Alliance Group owns a network of nine slaughter facilities, with a capacity of 32,000 head per day currently processing more than seven million sheep and other species per year. Carcasses are scanned by computer and divided into various cuts and dispatched across the world. Asian customers, especially in China, take the less popular cuts such as offal, breasts and necks.
To meet the more demanding markets such as Germany, France and Belgium which need to be supplied 52 weeks per year, Alliance Group has concluded strategic alliances. It works with sheep producers in Uruguay to supply Latin America, and to meet North American demand, Alliance established The Lamb Company, a consortium which includes another New Zealand co-operative and an Australian company.
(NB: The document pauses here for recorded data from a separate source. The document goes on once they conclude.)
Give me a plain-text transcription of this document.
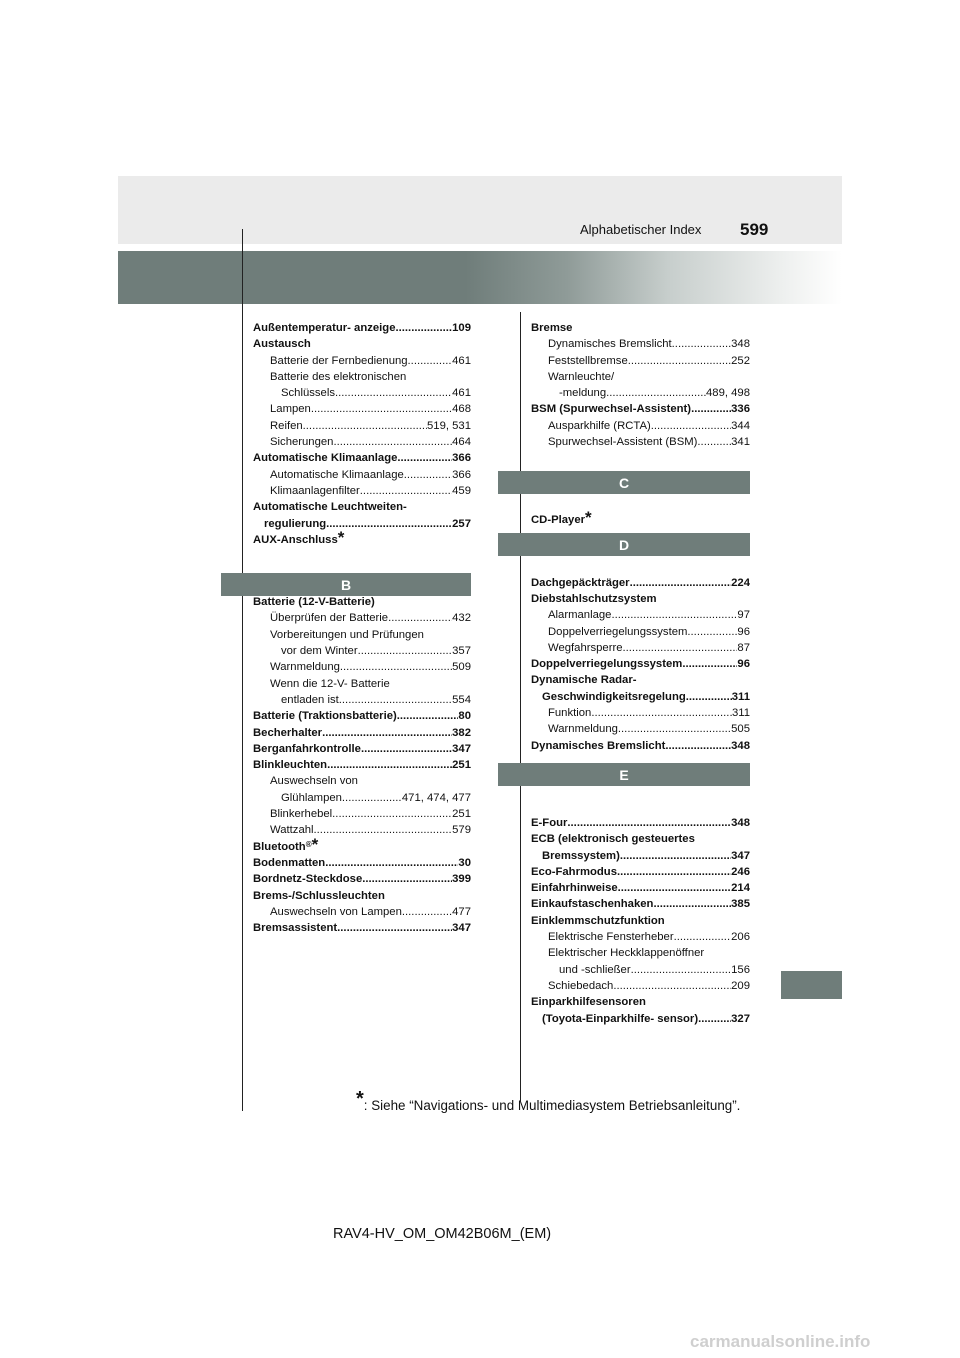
599
Alphabetischer Index
Außentemperatur- anzeige .....	109
Austausch
Batterie der Fernbedienung .....	461
Batterie des elektronischen
Schlüssels .....	461
Lampen .....	468
Reifen .....	519, 531
Sicherungen .....	464
Automatische Klimaanlage .....	366
Automatische Klimaanlage .....	366
Klimaanlagenfilter .....	459
Automatische Leuchtweiten-
regulierung .....	257
AUX-Anschluss *
Batterie (12-V-Batterie)
Überprüfen der Batterie .....	432
Vorbereitungen und Prüfungen
vor dem Winter .....	357
Warnmeldung .....	509
Wenn die 12-V- Batterie
entladen ist .....	554
Batterie (Traktionsbatterie) .....	80
Becherhalter .....	382
Berganfahrkontrolle .....	347
Blinkleuchten .....	251
Auswechseln von
Glühlampen .....	471, 474, 477
Blinkerhebel .....	251
Wattzahl .....	579
Bluetooth ® *
Bodenmatten .....	30
Bordnetz-Steckdose .....	399
Brems-/Schlussleuchten
Auswechseln von Lampen .....	477
Bremsassistent .....	347
B
Bremse
Dynamisches Bremslicht .....	348
Feststellbremse .....	252
Warnleuchte/
-meldung .....	489, 498
BSM (Spurwechsel-Assistent) .....	336
Ausparkhilfe (RCTA) .....	344
Spurwechsel-Assistent (BSM) .....	341
CD-Player *
Dachgepäckträger .....	224
Diebstahlschutzsystem
Alarmanlage .....	97
Doppelverriegelungssystem .....	96
Wegfahrsperre .....	87
Doppelverriegelungssystem .....	96
Dynamische Radar-
Geschwindigkeitsregelung .....	311
Funktion .....	311
Warnmeldung .....	505
Dynamisches Bremslicht .....	348
E-Four .....	348
ECB (elektronisch gesteuertes
Bremssystem) .....	347
Eco-Fahrmodus .....	246
Einfahrhinweise .....	214
Einkaufstaschenhaken .....	385
Einklemmschutzfunktion
Elektrische Fensterheber .....	206
Elektrischer Heckklappenöffner
und -schließer .....	156
Schiebedach .....	209
Einparkhilfesensoren
(Toyota-Einparkhilfe- sensor) .....	327
C
D
E
*: Siehe “Navigations- und Multimediasystem Betriebsanleitung”.
RAV4-HV_OM_OM42B06M_(EM)
carmanualsonline.info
The Lamb Company has offices in Toronto and supplies frozen and refrigerated lamb shanks and legs of lamb to supermarket chains like Costco and Loblaws.
Despite abundant rain and year-round grazing, “We have our share of challenges,” says Poole. Deadly storms blew through New Zealand in the spring of 2010 and devastated the North and South islands, killing 1.6 million sheep. Poole says that’s why strategic alliances are so important to ensure their markets are supplied, especially given logistical problems when clients are largely located more than 10,000 kilometres away.
The dramatic growth of New Zealand’s dairy production, a virtual Saudi Arabia of milk, led 750 lamb farmers to switch to dairy production over the past five years. And the afforestation of mountainsides, supported by the New Zealand government to help meet its obligations under the Kyoto Protocol, has removed grazing land from sheep farmers.
“Lamb is an expensive meat to produce and is usually a luxury product,” says Poole, stressing the importance of a common merchandising strategy. He says Canadian lamb farmers have a competitive edge, primarily that of being closer to its markets. They also have technological capacity to produce up to three lambs in two years period since reproduction can be better controlled in a pen than on vast pastures. New Zealand breeders are restricted to a single lambing per year.
Alliance Group member Jonathan Wallis, who grazes 7,500 sheep on a 20,000-hectare mountainside property bordering Lake Wanaka, agrees with Poole. “We’ll never be able to fulfil all of our markets on our own. There is more to be gained by working together.”